I may be mistaken in thinking that esModuleInterop would bring TS behavior in line with the way that Babel works, but even ignoring Babel, current behavior is still puzzling...

This is an interesting one, I think in this situation it is because Schema is defined on the prototype of Dynamoose, not the actual object:

Dynamoose.prototype.Schema = Schema;
Dynamoose.prototype.Table = require('./Table');
Dynamoose.prototype.Dynamoose = Dynamoose;

module.exports = new Dynamoose();

Because typescript is using importStar here Schema is not copied over to the synthesized module because it fails the hasOwnProperty test. Either that or it should generate the same code for both console.log lines, I'm not sure.

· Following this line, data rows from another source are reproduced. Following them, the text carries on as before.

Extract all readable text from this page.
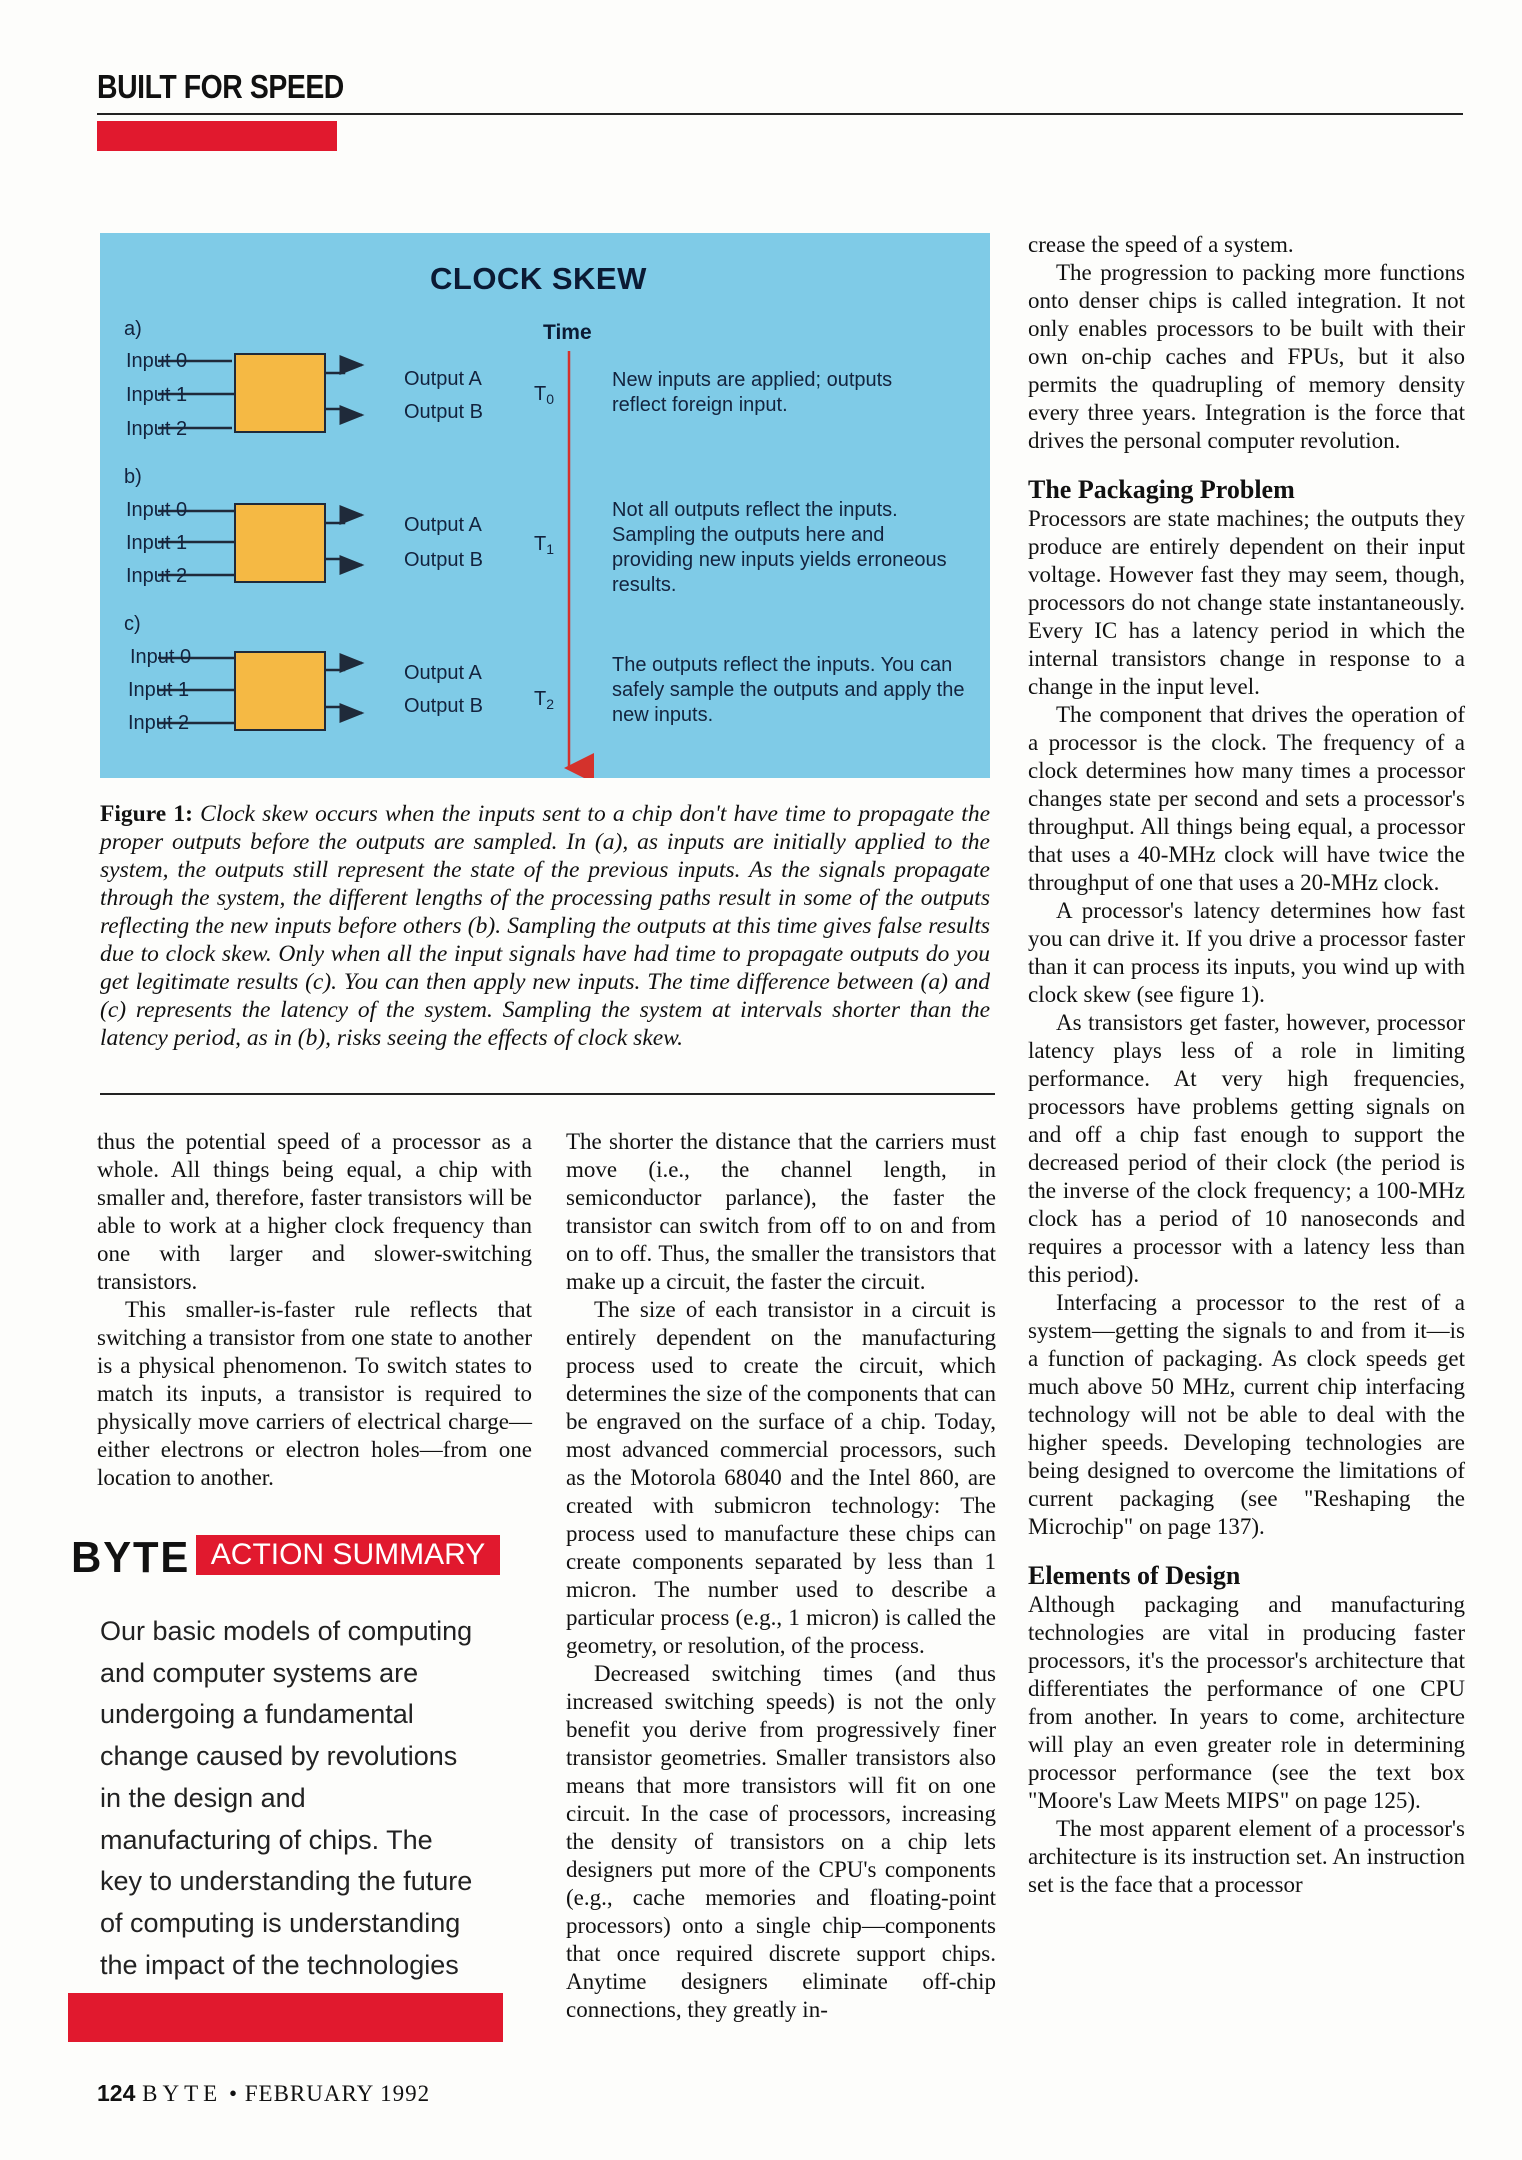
BUILT FOR SPEED
CLOCK SKEW
Time
a)
Input 0
Input 1
Input 2
Output A
Output B
$T_0$
New inputs are applied; outputs reflect foreign input.
b)
Input 0
Input 1
Input 2
Output A
Output B
$T_1$
Not all outputs reflect the inputs. Sampling the outputs here and providing new inputs yields erroneous results.
c)
Input 0
Input 1
Input 2
Output A
Output B	$T_2$
The outputs reflect the inputs. You can safely sample the outputs and apply the new inputs.
Figure 1: Clock skew occurs when the inputs sent to a chip don't have time to propagate the proper outputs before the outputs are sampled. In (a), as inputs are initially applied to the system, the outputs still represent the state of the previous inputs. As the signals propagate through the system, the different lengths of the processing paths result in some of the outputs reflecting the new inputs before others (b). Sampling the outputs at this time gives false results due to clock skew. Only when all the input signals have had time to propagate outputs do you get legitimate results (c). You can then apply new inputs. The time difference between (a) and (c) represents the latency of the system. Sampling the system at intervals shorter than the latency period, as in (b), risks seeing the effects of clock skew.

thus the potential speed of a processor as a whole. All things being equal, a chip with smaller and, therefore, faster transistors will be able to work at a higher clock frequency than one with larger and slower-switching transistors.

This smaller-is-faster rule reflects that switching a transistor from one state to another is a physical phenomenon. To switch states to match its inputs, a transistor is required to physically move carriers of electrical charge—either electrons or electron holes—from one location to another.

BYTE ACTION SUMMARY
Our basic models of computing and computer systems are undergoing a fundamental change caused by revolutions in the design and manufacturing of chips. The key to understanding the future of computing is understanding the impact of the technologies

The shorter the distance that the carriers must move (i.e., the channel length, in semiconductor parlance), the faster the transistor can switch from off to on and from on to off. Thus, the smaller the transistors that make up a circuit, the faster the circuit.

The size of each transistor in a circuit is entirely dependent on the manufacturing process used to create the circuit, which determines the size of the components that can be engraved on the surface of a chip. Today, most advanced commercial processors, such as the Motorola 68040 and the Intel 860, are created with submicron technology: The process used to manufacture these chips can create components separated by less than 1 micron. The number used to describe a particular process (e.g., 1 micron) is called the geometry, or resolution, of the process.

Decreased switching times (and thus increased switching speeds) is not the only benefit you derive from progressively finer transistor geometries. Smaller transistors also means that more transistors will fit on one circuit. In the case of processors, increasing the density of transistors on a chip lets designers put more of the CPU's components (e.g., cache memories and floating-point processors) onto a single chip—components that once required discrete support chips. Anytime designers eliminate off-chip connections, they greatly in-

crease the speed of a system.

The progression to packing more functions onto denser chips is called integration. It not only enables processors to be built with their own on-chip caches and FPUs, but it also permits the quadrupling of memory density every three years. Integration is the force that drives the personal computer revolution.

The Packaging Problem

Processors are state machines; the outputs they produce are entirely dependent on their input voltage. However fast they may seem, though, processors do not change state instantaneously. Every IC has a latency period in which the internal transistors change in response to a change in the input level.

The component that drives the operation of a processor is the clock. The frequency of a clock determines how many times a processor changes state per second and sets a processor's throughput. All things being equal, a processor that uses a 40-MHz clock will have twice the throughput of one that uses a 20-MHz clock.

A processor's latency determines how fast you can drive it. If you drive a processor faster than it can process its inputs, you wind up with clock skew (see figure 1).

As transistors get faster, however, processor latency plays less of a role in limiting performance. At very high frequencies, processors have problems getting signals on and off a chip fast enough to support the decreased period of their clock (the period is the inverse of the clock frequency; a 100-MHz clock has a period of 10 nanoseconds and requires a processor with a latency less than this period).

Interfacing a processor to the rest of a system—getting the signals to and from it—is a function of packaging. As clock speeds get much above 50 MHz, current chip interfacing technology will not be able to deal with the higher speeds. Developing technologies are being designed to overcome the limitations of current packaging (see "Reshaping the Microchip" on page 137).

Elements of Design

Although packaging and manufacturing technologies are vital in producing faster processors, it's the processor's architecture that differentiates the performance of one CPU from another. In years to come, architecture will play an even greater role in determining processor performance (see the text box "Moore's Law Meets MIPS" on page 125).

The most apparent element of a processor's architecture is its instruction set. An instruction set is the face that a processor

124 BYTE • FEBRUARY 1992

@frankwallis Do you think it's worth opening a new issue describing this problem?

@rafsawicki I do believe this is a new issue, maybe @weswigham can comment?

Shouldn't esmoduleinterop make it possible to do

import { useState } from 'react' ?

It's very annoying to use right now.

@AlexGalays that's probably just waiting on an updated react declaration file on definitely typed.

Oh no, I meant it doesn't work at runtime. Nevermind it works now... debugging with approximative source maps were showing useState as undefined but it wasn't.

FYI for those who got here from a google search seeing this error in intellisense in VS2019 despite their create-react-app based project building fine from the command line, I the error to go away by doing this (not sure if all these steps were necessary):

  • Cleaned solution
  • Closed solution
  • Deleted bin/obj folders
  • Did a clean yarn install (deleted node_modules)
  • Opened solution again
  • Problem went away (for me at least)

It tends to happen to me whenever I move a component into a different directory using the Solution Explorer. Sometimes just closing and re-opening the project makes it go away and sometimes I have to do the full clean/close/install/reopen dance.